Reafirmamos: – essas oito exaustivas construções das diretrizes constitucionais e inúmeras outras na mesma direção, foram descartadas pela esfera federal na sua etapa final, e esse descarte, nesses 33 anos revelou-se gerado acima do próprio Ministério da Saúde, que por sua vez revelou-se Ministério de Governo, subalterno aos ministérios de Estado: os da Casa Civil, da Fazenda/Planejamento/Orçamento/Gestão e o da Defesa. Esses são os que articulam na bancada situacionista do Legislativo as votações e tramitações dos projetos de Lei, inclusive sua retirada da pauta de votação no plenário, o que aconteceu nos oito exemplos acima. Essa mesma hegemonia dos ministérios de Estado com maior ou menor resistência no Ministério da Saúde, nucleou nesses 33 anos, as reais relações do SUS com os subsistemas privados de saúde, o complementar e o suplementar, conforme já apontado sinteticamente. Também reconhecemos a clara precedência da hegemonia expressada, tanto implícita como explicitamente pela esfera federal, nos 33 anos pós-constitucionais, na correlação de forças do desenvolvimento do SUS: – impondo-se frequentemente como política de Estado na sua macroeestrutura política e de financiamento que aqui resumimos. Por isso as abordagens e reflexões neste texto, referem-se à macroconjuntura dos 33 anos, que vemos submeter as subconjuturas de cada mandato governamental, suas coligações partidárias e mandatos ministeriais (estes, na Saúde, com duração média pouco mais de 1 ano).
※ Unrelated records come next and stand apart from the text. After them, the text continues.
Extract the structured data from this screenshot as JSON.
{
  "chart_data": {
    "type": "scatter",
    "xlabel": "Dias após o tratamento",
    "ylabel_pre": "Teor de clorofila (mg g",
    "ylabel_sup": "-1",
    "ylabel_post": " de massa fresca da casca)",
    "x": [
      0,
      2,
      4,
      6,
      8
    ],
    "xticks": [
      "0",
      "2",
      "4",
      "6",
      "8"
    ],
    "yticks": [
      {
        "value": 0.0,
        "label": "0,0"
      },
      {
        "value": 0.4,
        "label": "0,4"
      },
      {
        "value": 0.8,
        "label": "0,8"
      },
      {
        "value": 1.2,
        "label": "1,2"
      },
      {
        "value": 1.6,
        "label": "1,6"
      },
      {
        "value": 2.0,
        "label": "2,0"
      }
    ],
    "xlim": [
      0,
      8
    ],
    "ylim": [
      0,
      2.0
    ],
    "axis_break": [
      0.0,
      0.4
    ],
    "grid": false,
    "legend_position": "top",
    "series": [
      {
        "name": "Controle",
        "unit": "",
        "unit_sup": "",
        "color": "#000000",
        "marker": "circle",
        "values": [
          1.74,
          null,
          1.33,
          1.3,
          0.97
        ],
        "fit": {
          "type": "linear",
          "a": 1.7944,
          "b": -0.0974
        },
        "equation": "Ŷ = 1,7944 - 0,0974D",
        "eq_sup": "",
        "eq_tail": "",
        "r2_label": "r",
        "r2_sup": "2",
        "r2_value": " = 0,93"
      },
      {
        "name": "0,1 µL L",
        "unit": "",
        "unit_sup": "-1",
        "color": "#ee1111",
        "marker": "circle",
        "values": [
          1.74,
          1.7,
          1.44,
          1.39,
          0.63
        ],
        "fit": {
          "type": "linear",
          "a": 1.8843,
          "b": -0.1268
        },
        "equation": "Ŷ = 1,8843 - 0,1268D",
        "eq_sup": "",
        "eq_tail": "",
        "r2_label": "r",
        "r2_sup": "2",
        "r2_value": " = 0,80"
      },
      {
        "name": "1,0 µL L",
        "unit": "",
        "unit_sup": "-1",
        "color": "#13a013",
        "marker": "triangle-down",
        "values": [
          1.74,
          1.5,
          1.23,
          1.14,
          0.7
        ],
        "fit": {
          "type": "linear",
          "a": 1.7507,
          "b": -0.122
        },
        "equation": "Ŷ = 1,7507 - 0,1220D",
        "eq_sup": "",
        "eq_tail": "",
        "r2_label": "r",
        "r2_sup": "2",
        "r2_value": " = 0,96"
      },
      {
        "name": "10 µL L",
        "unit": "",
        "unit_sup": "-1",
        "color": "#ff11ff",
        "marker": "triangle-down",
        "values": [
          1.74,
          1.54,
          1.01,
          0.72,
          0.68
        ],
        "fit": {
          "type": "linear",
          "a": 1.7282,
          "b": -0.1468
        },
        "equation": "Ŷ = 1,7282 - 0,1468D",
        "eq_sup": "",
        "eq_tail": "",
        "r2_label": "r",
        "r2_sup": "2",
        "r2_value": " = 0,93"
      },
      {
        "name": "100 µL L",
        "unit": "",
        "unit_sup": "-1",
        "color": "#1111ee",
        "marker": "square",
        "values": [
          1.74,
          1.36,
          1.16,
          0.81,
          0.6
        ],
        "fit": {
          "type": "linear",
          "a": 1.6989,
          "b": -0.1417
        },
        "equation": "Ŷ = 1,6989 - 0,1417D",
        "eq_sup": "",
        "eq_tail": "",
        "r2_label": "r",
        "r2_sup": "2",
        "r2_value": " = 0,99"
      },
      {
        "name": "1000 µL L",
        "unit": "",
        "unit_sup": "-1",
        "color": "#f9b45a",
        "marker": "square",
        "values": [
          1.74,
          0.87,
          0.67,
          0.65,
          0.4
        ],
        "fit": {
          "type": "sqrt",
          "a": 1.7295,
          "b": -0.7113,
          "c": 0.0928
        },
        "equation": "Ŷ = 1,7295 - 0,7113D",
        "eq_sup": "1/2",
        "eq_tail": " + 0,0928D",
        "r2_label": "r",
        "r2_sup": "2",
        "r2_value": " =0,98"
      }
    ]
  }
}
Na realidade, até 2019, véspera da pandemia COVID-19, a “militância SUS”, desde os trabalhadores de saúde na Atenção Básica e conselhos locais de saúde, até os profissionais especializados em serviços públicos de transplantes de órgãos e tecidos, gestores municipais (Conasems/Cosems), estaduais (Conass) e federal (MS), a produção acadêmica de ensino e pesquisa para o SUS, e entidades da sociedade, conseguiram o desenvolvimento de estratégias de resistência e avanços possíveis em todos os níveis do sistema, comprovando na prática o acerto das diretrizes constitucionais, e por isso, bandeiras inarredáveis. E mais: cientes em concentrar esforços para a continuidade dos avanços possíveis na implementação do modelo SUS, reconhecendo a faixa estreita perante o volume de serviços prestados, mas, nesses 33 anos, comprovando na prática a excelência da política pública constitucional. E assim, impedir ou postergar o seu desmanche e aguardar mudanças civilizatórias no Estado nacional, efetivamente voltadas para as diretrizes constitucionais. Como se desenvolve essa faixa estreita a partir da pandemia?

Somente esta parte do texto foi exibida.